Hack83.Sniff Out Jittery Calls with Ethereal

Hack 83. Sniff Out Jittery Calls with Ethereal

I have seen the enemy, and its name is Jitter.

One of the biggest concerns when using VoIP is packet jitter. Jitter is the difference in time that packets take to arrive at the final destination. The greater the difference, the worse your calls will sound, and the more you'll want to hang up that phone and return to a traditional telephone system. But it doesn't have to be that way. Instead of throwing your hands up and giving up on the converged network dream, you can just get serious about the jitter problem, and the first step is identifying instances of jitter on your network.

You've seen how to do this in a "big-picture fashion" using RRDtool and sip_ping.pl [Hack #75], but that technique has a few shortcomings.
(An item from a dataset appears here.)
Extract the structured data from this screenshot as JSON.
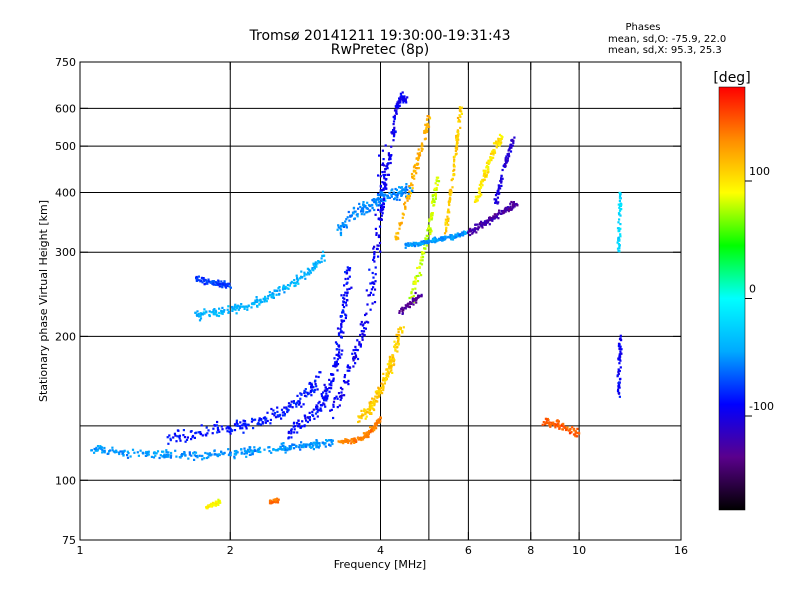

Though it gives you a long-term assessment of jitter conditions on the network, it doesn't do so using RTP, the protocol that carries real voice payloads, and it takes samples only every five minutes, meaning that you can't assess the jitter conditions for any given call. This is where Ethereal can really help you out.

6.13.1. Identify Jitter

If you've looked at "Graph Latency and Jitter" [Hack #75], you've already seen the face of the enemy. With some help from Ethereal, you can zero in on jitter and prepare to squash it like a bug.

When you're examining jitter, you're mainly concerned with RTP packets. To use Ethereal here, you must first locate an RTP packet in the trace file screen. (You'll need to have grabbed a packet sniff like the one you grabbed in "Peek Inside of SIP Packets" [Hack #81].) Once you find an RTP packet in the trace file screen, navigate to Statistics RTP Stream Analysis. Figure 6-12 shows the report analysis.

Figure 6-12. An Ethereal RTP stream analysis lets you know if you have the jitters

By examining the stream analysis, you can see that, at least in this particular sequence, the jitter is nearly nonexistent, staying well below a rate of 1 ms. In a problem scenario, jitter would need to be 10 to 20 ms at a minimum to be audibly perceived (of course, the codec has a lot to do with how much jitter the human ear can tolerate; G.711 is highly resilient to jitter, and G.729 is less so).

6.13.2. The Jitter Solution

Once you've got the jitters, the only way to get rid of them is to implement QoS at the points on your network from which jitter is originating. Typically, these are routers, VoIP servers, or extremely busy switches. More than a dozen different QoS specifications are available (among them DiffServ, RSVP, VLAN, and IP Precedence, to name a few), and there are probably twice that many ways to implement them. So how do you choose?

Good question. There's no simple answer, because each specification is aimed at a different solution. RSVP is a bandwidth reservation technique for WANs, and Virtual LAN (VLAN) is a traffic-segmentation technique for LANs. Both have implications for QoS that are deserving of their own book (I like the hardcover classic, Quality of Service (Cisco)).

Jitter might in fact be a losing battle, depending on how you use VoIP and where your VoIP calls travel. If they go across a network jurisdiction that's out of your control, like the Internet, it might be impossible to provision QoS, and you might never get acceptable voice quality. The moral of this story is very basic: you can perfect VoIP quality on private, controlled networks, but on the Internet, it's a crapshoot.

Joel Sisko